We used two state of art graph clustering algorithms, namely ClusterONE and Louvains modularity for the module detection. The Louvain method, in the first step, looks for small communities by optimizing modularity in a local way. In the second stage, it aggregates nodes of the same community and builds sellckchem a new network whose nodes are the communities. These steps are repeated iteratively until a maximum of modularity is reached. This process naturally leads to hierarchical decomposi tion of the network and results in several partitions. It measures the density of edges inside the community as compared to edges of inter communities and is defined as The cohesiveness of a cluster in ClusterONE is defined as follows where, Win denotes the total weight of edges within a group of vertices V, Wbound denotes the total weight of edges connecting this group to the rest of the graph while P V is the penalty term.
We used ClusterONE because of its ability to identify overlapping cohesive sub networks in weighted networks and was shown previously to detect meaningful local structures in various biological networks. We used the ClusterONE plug in available in Cytoscape for implementation. Results Analyses of known indications in disease drug network Starting with 1976 known indications from Kegg Medicus, we first filtered out diseases and drugs that do not have a known gene association in the Kegg database of disease genes and drug targets. This resulted in 1041 known indications representing 203 diseases and 588 drugs. Using this data, we found that of the 1041 known indications only 132 pairs share at least one common gene.
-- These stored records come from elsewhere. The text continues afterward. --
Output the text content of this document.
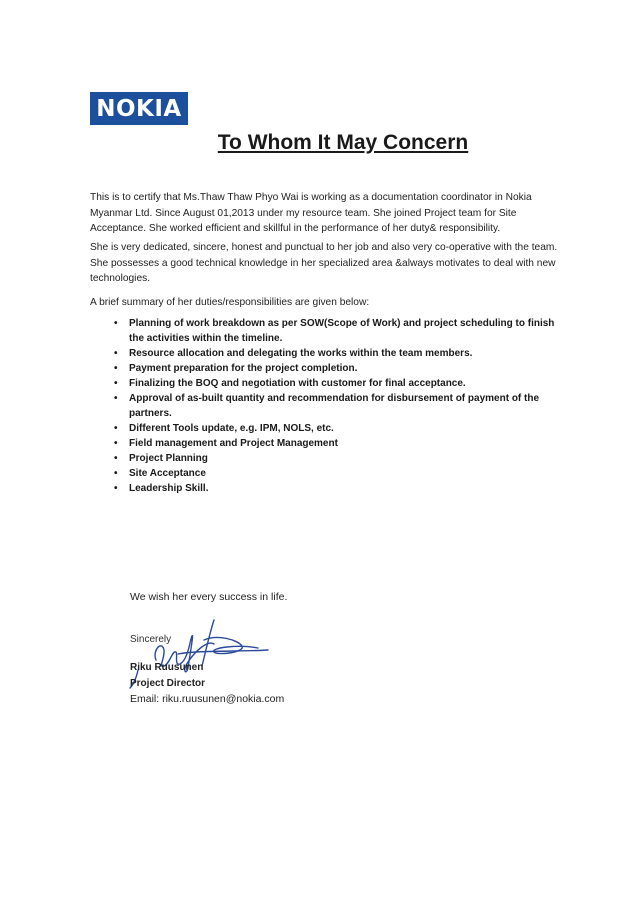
NOKIA
To Whom It May Concern
This is to certify that Ms.Thaw Thaw Phyo Wai is working as a documentation coordinator in Nokia Myanmar Ltd. Since August 01,2013 under my resource team. She joined Project team for Site Acceptance. She worked efficient and skillful in the performance of her duty& responsibility.
She is very dedicated, sincere, honest and punctual to her job and also very co-operative with the team. She possesses a good technical knowledge in her specialized area &always motivates to deal with new technologies.
A brief summary of her duties/responsibilities are given below:
• Planning of work breakdown as per SOW(Scope of Work) and project scheduling to finish the activities within the timeline.
• Resource allocation and delegating the works within the team members.
• Payment preparation for the project completion.
• Finalizing the BOQ and negotiation with customer for final acceptance.
• Approval of as-built quantity and recommendation for disbursement of payment of the partners.
• Different Tools update, e.g. IPM, NOLS, etc.
• Field management and Project Management
• Project Planning
• Site Acceptance
• Leadership Skill.
We wish her every success in life.
Sincerely
Riku Ruusunen
Project Director
Email: riku.ruusunen@nokia.com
We then checked if any of the known indi cations share a pathway. To do this, we used the dis ease pathway and drug pathway annotations from Kegg Medicus. While this also revealed that only 116 disease drug pairs share a common pathway, what was surpris ing was that only 36 disease drug pairs share both a pathway and a gene. This demonstrates that disease drug relationships cannot be captured just through gene centric approaches. To analyze the characteristics of known indications further, we computed a distance measure between each of the known indication pairs in the human protein interactome was 1 if u v and 0 if otherwise and m 12 ijAij.
AV-951 Although the partitioning seems like an approximate method and nothing ensures that the global maximum of modularity is attained, several tests have shown that it provides a decomposition in communities with modu larity that is close to optimality. selleck products The implementa tion is available as a plug in in Gephi. We also used another graph clustering approach, ClusterONE , to find the disease drug modules. We calculated the shortest path for all known indications in the protein interactions network using JUNG. Of the 1041 known indications, we were able to compute the shortest paths for 1008 disease drug pairs.